When Churchill made his first brief trip to America, in 1895, it was as part of a journey to observe the rebel conflict in Cuba. He returned to the United States again in 1901 for a lecture tour based on his reminiscences of the Boer War. It would be nearly three decades before he returned, by which time he was well into his fifties.

In his keynote speech in London, historian David Cannadine argued that Churchill’s early opinion of America was less than entirely positive: The self-made man in him certainly admired the openness and informality of American society, but he was ultimately too much of an “Old World” artistocrat to feel fully at home on the other side of the Atlantic.

In the 1920s, Churchill’s contempt for the high idealism of the Wilsonian worldview — coupled with his determination that Britain resist attempts to undermine its naval supremacy — further colored his view of America.

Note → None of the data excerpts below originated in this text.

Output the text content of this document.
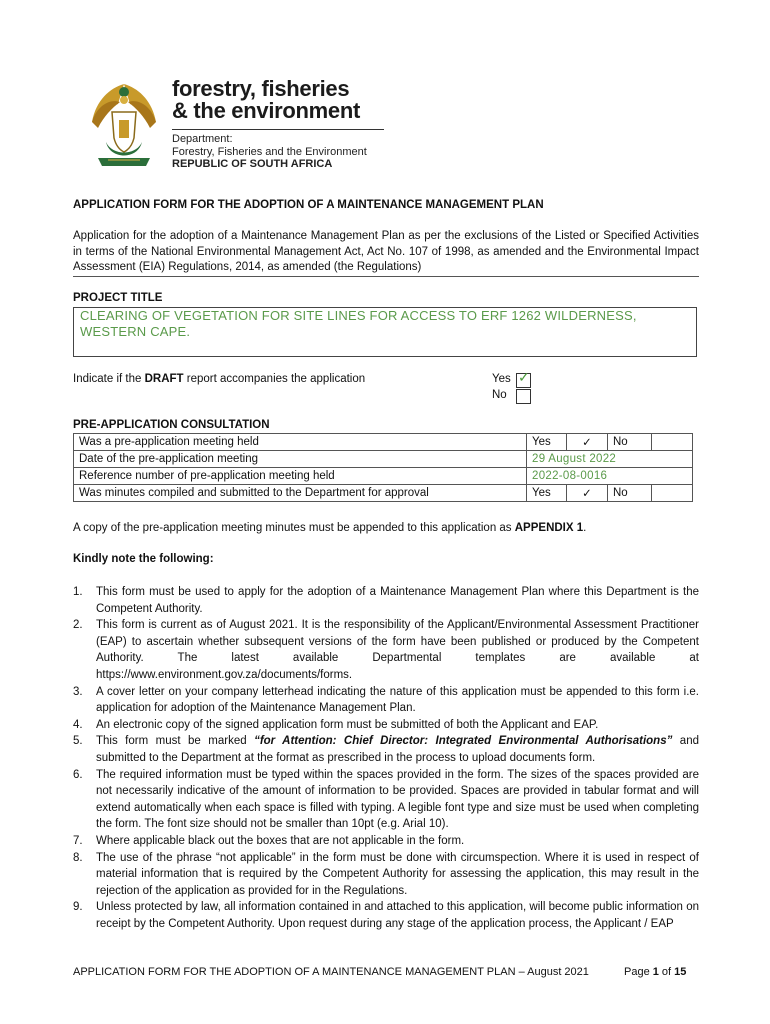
forestry, fisheries
& the environment
Department:
Forestry, Fisheries and the Environment
REPUBLIC OF SOUTH AFRICA
APPLICATION FORM FOR THE ADOPTION OF A MAINTENANCE MANAGEMENT PLAN
Application for the adoption of a Maintenance Management Plan as per the exclusions of the Listed or Specified Activities in terms of the National Environmental Management Act, Act No. 107 of 1998, as amended and the Environmental Impact Assessment (EIA) Regulations, 2014, as amended (the Regulations)
PROJECT TITLE
CLEARING OF VEGETATION FOR SITE LINES FOR ACCESS TO ERF 1262 WILDERNESS, WESTERN CAPE.
Indicate if the DRAFT report accompanies the application	Yes ✓
No
PRE-APPLICATION CONSULTATION
Was a pre-application meeting held	Yes	✓	No	
Date of the pre-application meeting	29 August 2022			
Reference number of pre-application meeting held	2022-08-0016			
Was minutes compiled and submitted to the Department for approval	Yes	✓	No	
A copy of the pre-application meeting minutes must be appended to this application as APPENDIX 1.
Kindly note the following:
1. This form must be used to apply for the adoption of a Maintenance Management Plan where this Department is the Competent Authority.
2. This form is current as of August 2021. It is the responsibility of the Applicant/Environmental Assessment Practitioner (EAP) to ascertain whether subsequent versions of the form have been published or produced by the Competent Authority. The latest available Departmental templates are available at https://www.environment.gov.za/documents/forms.
3. A cover letter on your company letterhead indicating the nature of this application must be appended to this form i.e. application for adoption of the Maintenance Management Plan.
4. An electronic copy of the signed application form must be submitted of both the Applicant and EAP.
5. This form must be marked “for Attention: Chief Director: Integrated Environmental Authorisations” and submitted to the Department at the format as prescribed in the process to upload documents form.
6. The required information must be typed within the spaces provided in the form. The sizes of the spaces provided are not necessarily indicative of the amount of information to be provided. Spaces are provided in tabular format and will extend automatically when each space is filled with typing. A legible font type and size must be used when completing the form. The font size should not be smaller than 10pt (e.g. Arial 10).
7. Where applicable black out the boxes that are not applicable in the form.
8. The use of the phrase “not applicable” in the form must be done with circumspection. Where it is used in respect of material information that is required by the Competent Authority for assessing the application, this may result in the rejection of the application as provided for in the Regulations.
9. Unless protected by law, all information contained in and attached to this application, will become public information on receipt by the Competent Authority. Upon request during any stage of the application process, the Applicant / EAP
APPLICATION FORM FOR THE ADOPTION OF A MAINTENANCE MANAGEMENT PLAN – August 2021	Page 1 of 15
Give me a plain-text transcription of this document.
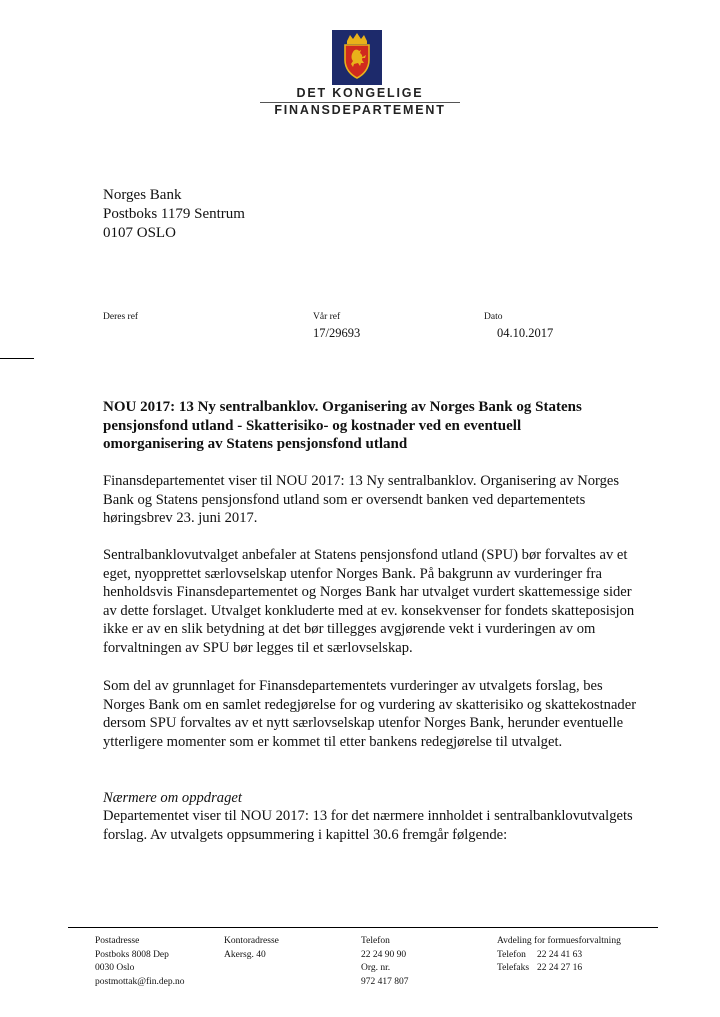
DET KONGELIGE
FINANSDEPARTEMENT
Norges Bank
Postboks 1179 Sentrum
0107 OSLO
Deres ref	Vår ref
17/29693
Dato
04.10.2017
NOU 2017: 13 Ny sentralbanklov. Organisering av Norges Bank og Statens pensjonsfond utland - Skatterisiko- og kostnader ved en eventuell omorganisering av Statens pensjonsfond utland
Finansdepartementet viser til NOU 2017: 13 Ny sentralbanklov. Organisering av Norges Bank og Statens pensjonsfond utland som er oversendt banken ved departementets høringsbrev 23. juni 2017.
Sentralbanklovutvalget anbefaler at Statens pensjonsfond utland (SPU) bør forvaltes av et eget, nyopprettet særlovselskap utenfor Norges Bank. På bakgrunn av vurderinger fra henholdsvis Finansdepartementet og Norges Bank har utvalget vurdert skattemessige sider av dette forslaget. Utvalget konkluderte med at ev. konsekvenser for fondets skatteposisjon ikke er av en slik betydning at det bør tillegges avgjørende vekt i vurderingen av om forvaltningen av SPU bør legges til et særlovselskap.
Som del av grunnlaget for Finansdepartementets vurderinger av utvalgets forslag, bes Norges Bank om en samlet redegjørelse for og vurdering av skatterisiko og skattekostnader dersom SPU forvaltes av et nytt særlovselskap utenfor Norges Bank, herunder eventuelle ytterligere momenter som er kommet til etter bankens redegjørelse til utvalget.
Nærmere om oppdraget
Departementet viser til NOU 2017: 13 for det nærmere innholdet i sentralbanklovutvalgets forslag. Av utvalgets oppsummering i kapittel 30.6 fremgår følgende:
Postadresse
Postboks 8008 Dep
0030 Oslo
postmottak@fin.dep.no
Kontoradresse
Akersg. 40
Telefon
22 24 90 90
Org. nr.
972 417 807
Avdeling for formuesforvaltning
Telefon 22 24 41 63
Telefaks 22 24 27 16
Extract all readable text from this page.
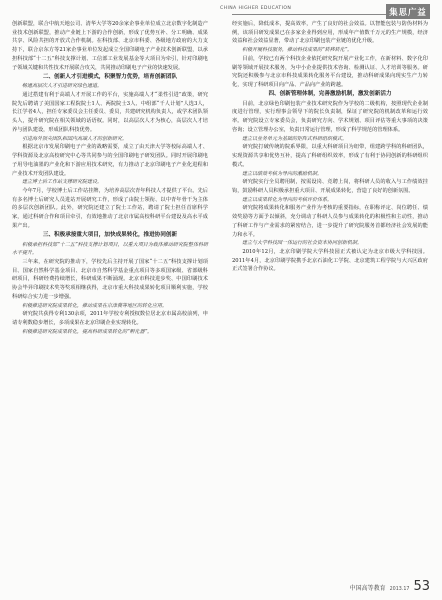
CHINA HIGHER EDUCATION	集思广益

创新联盟，联合中航天地公司、清华大学等20余家企事业单位成立北京数字化制造产业技术创新联盟，推动产业链上下游的合作创新，形成了优势互补、分工明确、成果共享、风险共担的开放式合作机制。在科技部、北京市科委、各级地方政府的大力支持下，联合京东方等21家企事业单位发起成立全国印刷电子产业技术创新联盟，以承担科技部“十二五”科技支撑计划、工信部工业发展基金等大项目为牵引，针对印刷电子领域关键和共性技术开展联合攻关，共同推动印刷电子产业的快速发展。

二、创新人才引进模式，积聚智力优势，培育创新团队

畅通高层次人才引进研究绿色通道。

通过搭建有利于高端人才开展工作的平台，实施高端人才“柔性引进”政策，研究院先后聘请了美国国家工程院院士1人、两院院士3人、中组部“千人计划”人选3人，长江学者4人，担任专家委员会主任委员、委员，共建研究机构负责人，或学术团队领头人，提升研究院在相关领域的话语权。同时，以高层次人才为核心，高层次人才培养与团队建设，形成团队科技优势。

引进海外顶尖团队和国内高端人才的创新研究。

根据北京市发展印刷电子产业的战略需要，成立了由天津大学等校际高端人才、学科资源及北京高校研究中心等共同参与的全国印刷电子研发团队。同时开展印刷电子用导电油墨的产业化和下游应用技术研究，有力推动了北京印刷电子产业化进程和产业技术开发团队建设。

建立博士后工作站支撑研究院建设。

今年7月，学校博士后工作站挂牌，为培养高层次青年科技人才提供了平台。先后有多名博士后研究人员进站开展研究工作，形成了由院士领衔、以中青年骨干为主体的多层次创新团队。此外，研究院还建立了院士工作站，聘请了院士担任首席科学家，通过科研合作和项目牵引，有效地推动了北京市属高校科研平台建设及高水平成果产出。

三、积极承接重大项目，加快成果转化，推进协同创新

积极承担科技部“十二五”科技支撑计划项目，以重大项目为载体推动研究院整体科研水平提升。

三年来，在研究院的推动下，学校先后主持开展了国家“十二五”科技支撑计划项目、国家自然科学基金项目、北京市自然科学基金重点项目等多项国家级、省部级科研项目，科研经费持续增长，科研成果不断涌现。北京市科技进步奖、中国印刷技术协会毕昇印刷技术奖等奖项相继获得，北京市重大科技成果转化项目顺利实施，学校科研综合实力进一步增强。

积极推进研究院成果转化，推动成果在京津冀等地区的转化应用。

研究院共获得专利130余项，2011年学校专利授权数位居北京市属高校前列，申请专利数稳步增长，多项成果在北京印刷企业实现转化。

积极推进研究院成果转化，提高科研成果转化的“孵化器”。

经实施后，降低成本，提高效率，产生了良好的社会效益。以智能包装与防伪材料为例，该项目研发成果已在多家企业得到应用，形成年产值数千万元的生产规模，经济效益和社会效益显著，带动了北京印刷包装产业链的优化升级。

积极开展科技服务，推动科技成果的“转移转化”。

目前，学校已有两个科技企业依托研究院开展产业化工作，在新材料、数字化印刷等领域开展技术服务，为中小企业提供技术咨询、检测认证、人才培训等服务。研究院还积极参与北京市科技成果转化服务平台建设，推动科研成果向现实生产力转化，实现了科研项目向产品、产品向产业的跨越。

四、创新管理体制，完善激励机制，激发创新活力

目前，北京绿色印刷包装产业技术研究院作为学校的二级机构，按照现代企业制度进行管理，实行理事会领导下的院长负责制，保证了研究院的机制改革和运行效率。研究院设立专家委员会，负责研究方向、学术规划、项目评估等重大事项的决策咨询；设立管理办公室，负责日常运行管理，形成了科学规范的管理体系。

建立以业务单元为基础的矩阵式科研组织模式。

研究院打破传统的院系界限，以重大科研项目为纽带，组建跨学科的科研团队，实现资源共享和优势互补，提高了科研组织效率，形成了有利于协同创新的科研组织模式。

建立以绩效考核为导向的激励机制。

研究院实行全员聘用制，按需设岗、竞聘上岗，将科研人员的收入与工作绩效挂钩，鼓励科研人员积极承担重大项目、开展成果转化，营造了良好的创新氛围。

建立以成果转化为导向的考核评价体系。

研究院将成果转化和服务产业作为考核的重要指标，在职称评定、岗位聘任、绩效奖励等方面予以倾斜，充分调动了科研人员参与成果转化的积极性和主动性，推动了科研工作与产业需求的紧密结合，进一步提升了研究院服务首都经济社会发展的能力和水平。

建立与大学科技园一体运行的社会资本协同创新机制。

2010年12月，北京印刷学院大学科技园正式被认定为北京市级大学科技园。2011年4月，北京印刷学院携手北京石油化工学院、北京建筑工程学院与大兴区政府正式签署合作协议。

中国高等教育 2013.17 53
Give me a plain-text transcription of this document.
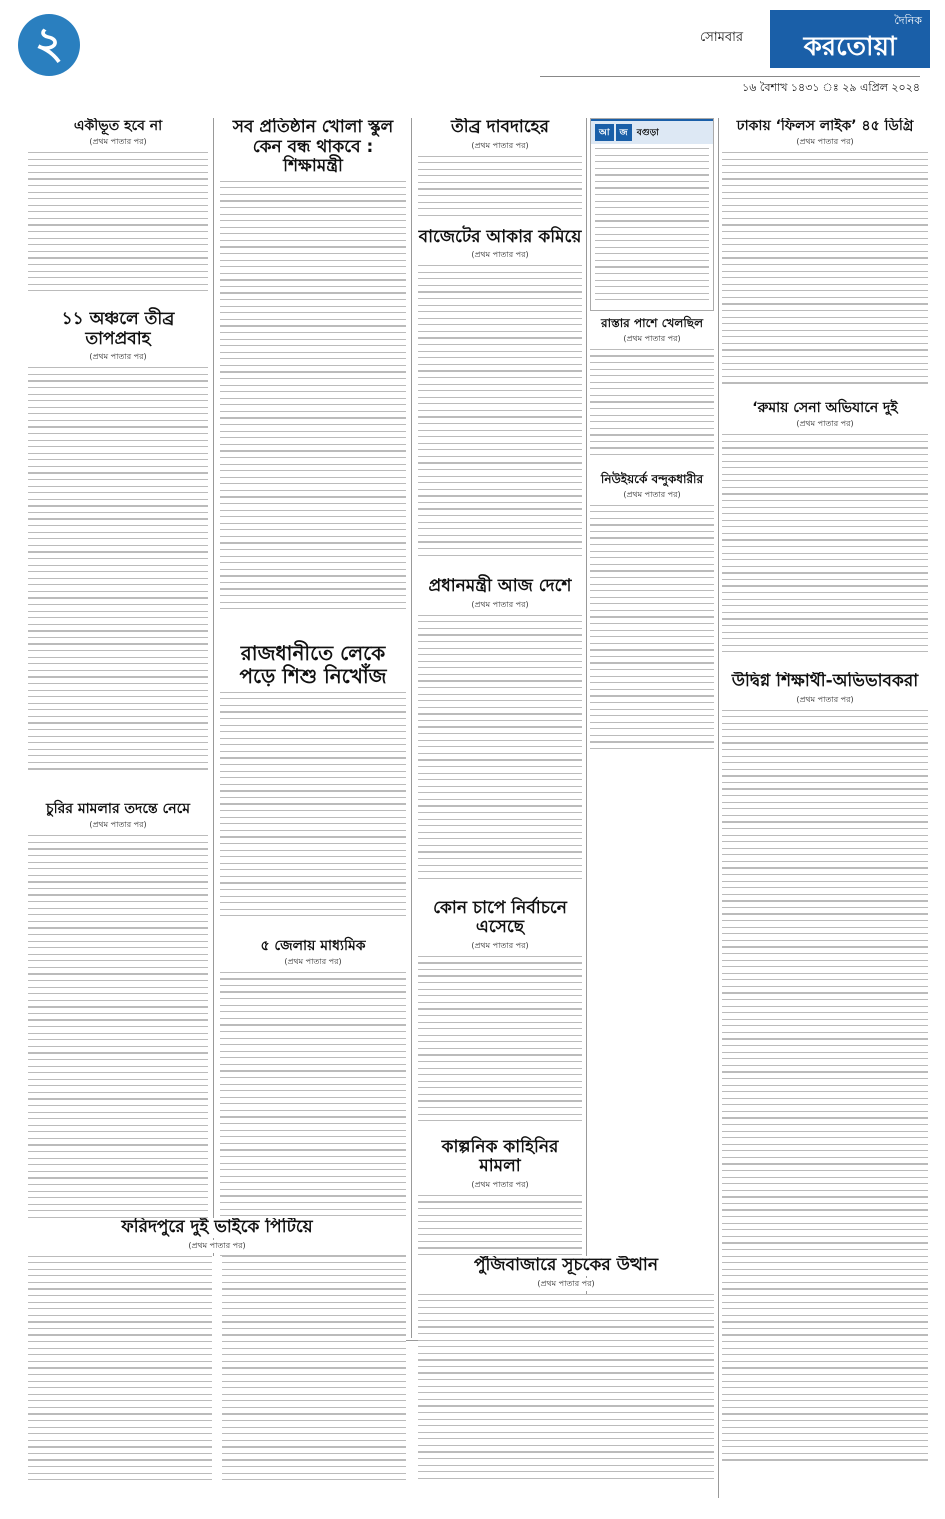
২	সোমবার
দৈনিক
করতোয়া
১৬ বৈশাখ ১৪৩১ ঃ ২৯ এপ্রিল ২০২৪
একীভূত হবে না
(প্রথম পাতার পর)
১১ অঞ্চলে তীব্র তাপপ্রবাহ
(প্রথম পাতার পর)
চুরির মামলার তদন্তে নেমে
(প্রথম পাতার পর)
সব প্রতিষ্ঠান খোলা স্কুল কেন বন্ধ থাকবে : শিক্ষামন্ত্রী
রাজধানীতে লেকে পড়ে শিশু নিখোঁজ
৫ জেলায় মাধ্যমিক
(প্রথম পাতার পর)
তীব্র দাবদাহের
(প্রথম পাতার পর)
বাজেটের আকার কমিয়ে
(প্রথম পাতার পর)
প্রধানমন্ত্রী আজ দেশে
(প্রথম পাতার পর)
কোন চাপে নির্বাচনে এসেছে
(প্রথম পাতার পর)
কাল্পনিক কাহিনির মামলা
(প্রথম পাতার পর)
আ জ বগুড়া
রাস্তার পাশে খেলছিল
(প্রথম পাতার পর)
নিউইয়র্কে বন্দুকধারীর
(প্রথম পাতার পর)
ঢাকায় ‘ফিলস লাইক’ ৪৫ ডিগ্রি
(প্রথম পাতার পর)
‘রুমায় সেনা অভিযানে দুই
(প্রথম পাতার পর)
উদ্বিগ্ন শিক্ষার্থী-অভিভাবকরা
(প্রথম পাতার পর)
ফরিদপুরে দুই ভাইকে পিটিয়ে
(প্রথম পাতার পর)
পুঁজিবাজারে সূচকের উত্থান
(প্রথম পাতার পর)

Mr. Cannadine went on to quote a letter from Churchill’s wife, Clementine, written just before the 1929 general election, in which she expressed her concern that his hostility to America would prevent him becoming foreign secretary in the next parliament. (In the event, the Conservatives lost power to Ramsay MacDonald’s Labor Party.)

By the early thirties, according to Mr. Cannadine, Churchill began to take a much more complimentary view of America and its people. Having traveled more extensively across the heartland, he came to admire the breadth and vigor of the country and its economy.

Increasingly, the romantic notion of a union of the English-speaking peoples filtered into his vision of the future. The great partnership with FDR lay ahead of him, paving the way for the Reagan-Thatcher era.

Still, it is always reassuring to be reminded that Anglo-American misunderstandings are not a new phenomenon. Even a figure as towering as Churchill could get it wrong sometimes.

Clive Davis writes for the Times of London.